In 1973, after a year in Japan, Matsuki returned to New York City. A newspaper photograph of a wrecked Egyptian tank—in the aftermath of the Yom Kippur War—became, in her 1974 oil painting Ah... a shattered, larger-than-life partly devoured lobster sprawling across bleak, ruffled newsprint. Oil on canvas. Ah... won the Award of Excellence at the Abraham & Straus-Hempstead Art Show, "Long Island Art '74".
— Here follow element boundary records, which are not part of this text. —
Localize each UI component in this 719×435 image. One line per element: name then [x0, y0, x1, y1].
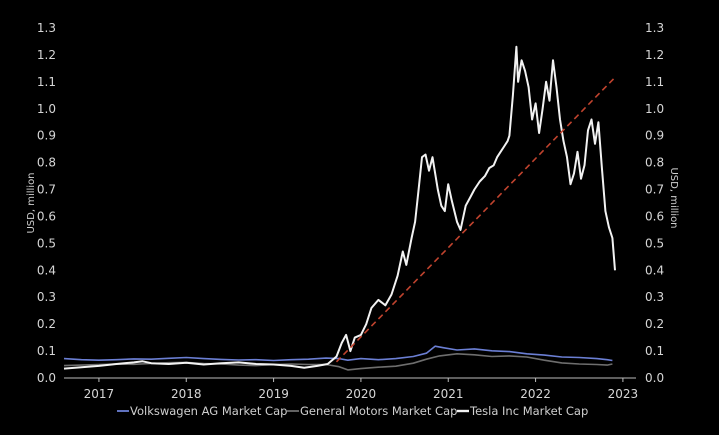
series-line-2	[63, 45, 616, 370]
x-tick-label: 2020	[346, 387, 377, 401]
y-tick-label-right: 1.0	[645, 102, 664, 116]
y-tick-label-left: 0.2	[37, 317, 56, 331]
x-tick-label: 2018	[171, 387, 202, 401]
right-y-axis-label: USD, million	[668, 167, 679, 228]
y-tick-label-left: 1.2	[37, 48, 56, 62]
x-tick-label: 2023	[608, 387, 639, 401]
y-tick-label-left: 0.0	[37, 371, 56, 385]
y-tick-label-left: 0.9	[37, 129, 56, 143]
legend: Volkswagen AG Market Cap General Motors M…	[117, 404, 588, 418]
legend-label-0: Volkswagen AG Market Cap	[130, 404, 287, 418]
y-tick-label-right: 0.9	[645, 129, 664, 143]
y-tick-label-right: 1.3	[645, 21, 664, 35]
y-tick-label-right: 0.1	[645, 344, 664, 358]
y-tick-label-left: 0.6	[37, 209, 56, 223]
x-tick-label: 2021	[433, 387, 464, 401]
y-tick-label-left: 0.8	[37, 156, 56, 170]
series-line-0	[63, 345, 613, 362]
x-tick-label: 2017	[84, 387, 115, 401]
y-tick-label-right: 0.6	[645, 209, 664, 223]
y-tick-label-left: 0.5	[37, 236, 56, 250]
x-axis: 2017 2018 2019 2020 2021 2022 2023	[84, 378, 639, 401]
x-tick-label: 2022	[520, 387, 551, 401]
legend-label-1: General Motors Market Cap	[300, 404, 457, 418]
left-y-axis-label: USD, million	[26, 172, 37, 233]
y-tick-label-right: 0.8	[645, 156, 664, 170]
y-tick-label-right: 0.2	[645, 317, 664, 331]
y-tick-label-right: 1.2	[645, 48, 664, 62]
y-tick-label-left: 0.7	[37, 183, 56, 197]
series-layer	[63, 45, 617, 371]
legend-label-2: Tesla Inc Market Cap	[469, 404, 588, 418]
y-tick-label-left: 1.0	[37, 102, 56, 116]
y-tick-label-right: 0.3	[645, 290, 664, 304]
y-tick-label-left: 1.3	[37, 21, 56, 35]
y-tick-label-right: 0.4	[645, 263, 664, 277]
y-tick-label-right: 0.0	[645, 371, 664, 385]
y-tick-label-right: 1.1	[645, 75, 664, 89]
y-tick-label-left: 0.3	[37, 290, 56, 304]
x-tick-label: 2019	[258, 387, 289, 401]
y-tick-label-right: 0.7	[645, 183, 664, 197]
y-tick-label-left: 1.1	[37, 75, 56, 89]
y-tick-label-left: 0.1	[37, 344, 56, 358]
y-tick-label-left: 0.4	[37, 263, 56, 277]
right-y-axis: 0.0 0.1 0.2 0.3 0.4 0.5 0.6 0.7 0.8 0.9 1.0 1.1 1.2 1…	[645, 21, 664, 385]
left-y-axis: 0.0 0.1 0.2 0.3 0.4 0.5 0.6 0.7 0.8 0.9 1.0 1.1 1.2 1…	[37, 21, 56, 385]
trend-line	[335, 75, 617, 363]
y-tick-label-right: 0.5	[645, 236, 664, 250]
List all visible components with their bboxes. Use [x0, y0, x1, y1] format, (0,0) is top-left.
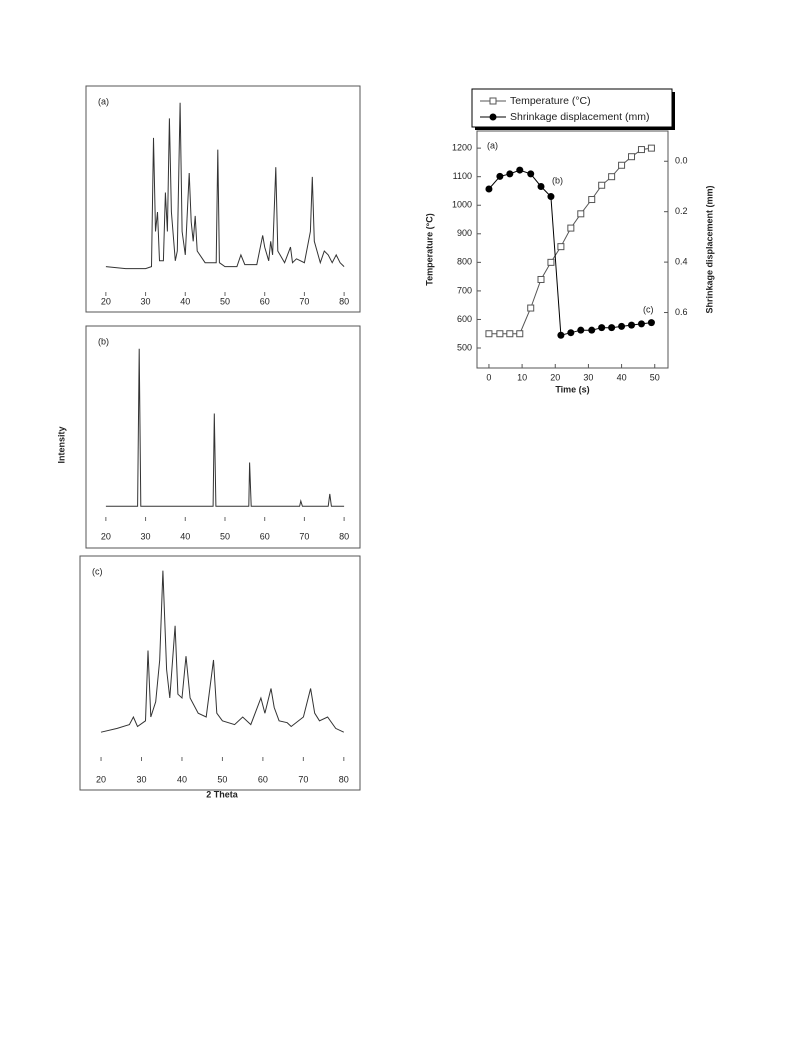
- x-tick-label: 20: [101, 296, 111, 306]
- x-tick-label: 20: [101, 531, 111, 541]
- y-tick-label: 1200: [452, 143, 472, 153]
- data-point: [608, 324, 616, 332]
- legend-box: [471, 88, 673, 128]
- y-tick-label: 800: [457, 257, 472, 267]
- data-point: [485, 185, 493, 193]
- y-tick-label: 1000: [452, 200, 472, 210]
- y2-tick-label: 0.4: [675, 256, 688, 266]
- x-tick-label: 80: [339, 296, 349, 306]
- x-tick-label: 30: [583, 372, 593, 382]
- x-axis-label: 2 Theta: [206, 789, 239, 799]
- data-point: [506, 330, 514, 338]
- data-point: [588, 326, 596, 334]
- data-point: [628, 153, 636, 161]
- data-point: [485, 330, 493, 338]
- plot-frame: [79, 555, 361, 791]
- x-tick-label: 0: [486, 372, 491, 382]
- x-tick-label: 50: [650, 372, 660, 382]
- x-tick-label: 80: [339, 774, 349, 784]
- x-tick-label: 10: [517, 372, 527, 382]
- legend-label: Shrinkage displacement (mm): [510, 111, 649, 123]
- data-point: [588, 196, 596, 204]
- y-tick-label: 500: [457, 342, 472, 352]
- x-tick-label: 60: [258, 774, 268, 784]
- xrd-pattern: [105, 102, 345, 270]
- x-tick-label: 70: [299, 296, 309, 306]
- x-tick-label: 20: [96, 774, 106, 784]
- data-point: [547, 258, 555, 266]
- y2-tick-label: 0.6: [675, 307, 688, 317]
- x-tick-label: 50: [220, 531, 230, 541]
- x-tick-label: 60: [260, 296, 270, 306]
- x-tick-label: 50: [220, 296, 230, 306]
- y2-tick-label: 0.2: [675, 206, 688, 216]
- xrd-pattern: [105, 348, 345, 507]
- x-tick-label: 60: [260, 531, 270, 541]
- data-point: [516, 166, 524, 174]
- data-point: [618, 161, 626, 169]
- data-point: [557, 331, 565, 339]
- y-axis-label: Temperature (°C): [424, 213, 434, 285]
- x-axis-label: Time (s): [555, 384, 589, 394]
- plot-frame: [85, 325, 361, 549]
- panel-label: (a): [98, 96, 109, 106]
- data-point: [598, 181, 606, 189]
- data-point: [527, 304, 535, 312]
- annotation: (a): [487, 140, 498, 150]
- data-point: [567, 224, 575, 232]
- annotation: (c): [643, 304, 654, 314]
- y-tick-label: 600: [457, 314, 472, 324]
- legend-marker: [489, 113, 497, 121]
- annotation: (b): [552, 175, 563, 185]
- data-point: [628, 321, 636, 329]
- data-point: [637, 320, 645, 328]
- x-tick-label: 40: [617, 372, 627, 382]
- panel-label: (c): [92, 566, 103, 576]
- y2-tick-label: 0.0: [675, 156, 688, 166]
- data-point: [618, 322, 626, 330]
- x-tick-label: 80: [339, 531, 349, 541]
- data-point: [537, 275, 545, 283]
- data-point: [577, 210, 585, 218]
- data-point: [496, 172, 504, 180]
- plot-frame: [476, 130, 669, 369]
- x-tick-label: 50: [217, 774, 227, 784]
- y-tick-label: 900: [457, 228, 472, 238]
- data-point: [608, 173, 616, 181]
- x-tick-label: 70: [298, 774, 308, 784]
- data-point: [527, 170, 535, 178]
- data-point: [577, 326, 585, 334]
- x-tick-label: 30: [136, 774, 146, 784]
- x-tick-label: 40: [180, 531, 190, 541]
- data-point: [516, 330, 524, 338]
- xrd-pattern: [100, 570, 345, 733]
- data-point: [537, 182, 545, 190]
- data-point: [598, 324, 606, 332]
- data-point: [547, 193, 555, 201]
- data-point: [496, 330, 504, 338]
- data-point: [647, 319, 655, 327]
- y-axis-label: Intensity: [56, 426, 66, 463]
- x-tick-label: 30: [141, 531, 151, 541]
- x-tick-label: 30: [141, 296, 151, 306]
- panel-label: (b): [98, 336, 109, 346]
- legend-label: Temperature (°C): [510, 95, 591, 107]
- y2-axis-label: Shrinkage displacement (mm): [704, 185, 714, 313]
- y-tick-label: 700: [457, 285, 472, 295]
- data-point: [506, 170, 514, 178]
- x-tick-label: 20: [550, 372, 560, 382]
- plot-frame: [85, 85, 361, 313]
- data-point: [557, 243, 565, 251]
- x-tick-label: 70: [299, 531, 309, 541]
- data-point: [637, 146, 645, 154]
- x-tick-label: 40: [177, 774, 187, 784]
- y-tick-label: 1100: [453, 171, 472, 181]
- legend-marker: [489, 97, 497, 105]
- data-point: [647, 144, 655, 152]
- x-tick-label: 40: [180, 296, 190, 306]
- data-point: [567, 329, 575, 337]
According to Matsuki, her oil painting A Celebrator (Oil & canvas, 60"x 50") reflects the growing culture of detachment and narcissism that she saw enveloping America. Located, like Triumphal Return, in a basement, the painting-within-a-painting format, and the attention to detail of the figurines, the crystal, the scattered clothing, the carpet and hookah, the doubled image of an artillery shell recovered from the USS Maine, and the carefully impossible perspective make A Celebrator" one of her finest works. Large size image of A Celebrator

In the 1976 painting "Blue Ghost" Matsuki manifests a line in a Russian poem by Esunin. In that poem he said “Blue Ghost! Neither here nor there.” Matsuki describes her work Blue Ghost thus: "The painting depict some aspects of upper class bourgeois life which was then my environment. The mirror behind the central figure reflects finer things of the past. The left side of the painting represents the past, the center is the present, while the right side and the bottom, the future. The giant compass divides things of the past from those of the future. Through the arch one sees the debris of civilization."

"I painted Blue Ghost first in only two colors: titanium white and Payne’s gray. (I applied color afterward by method of glazing.) I found advantage in monochrome painting, freeing me from having to consider problems of matching shades of color. This gave me a perfect stage for freely developing image directly on the canvas."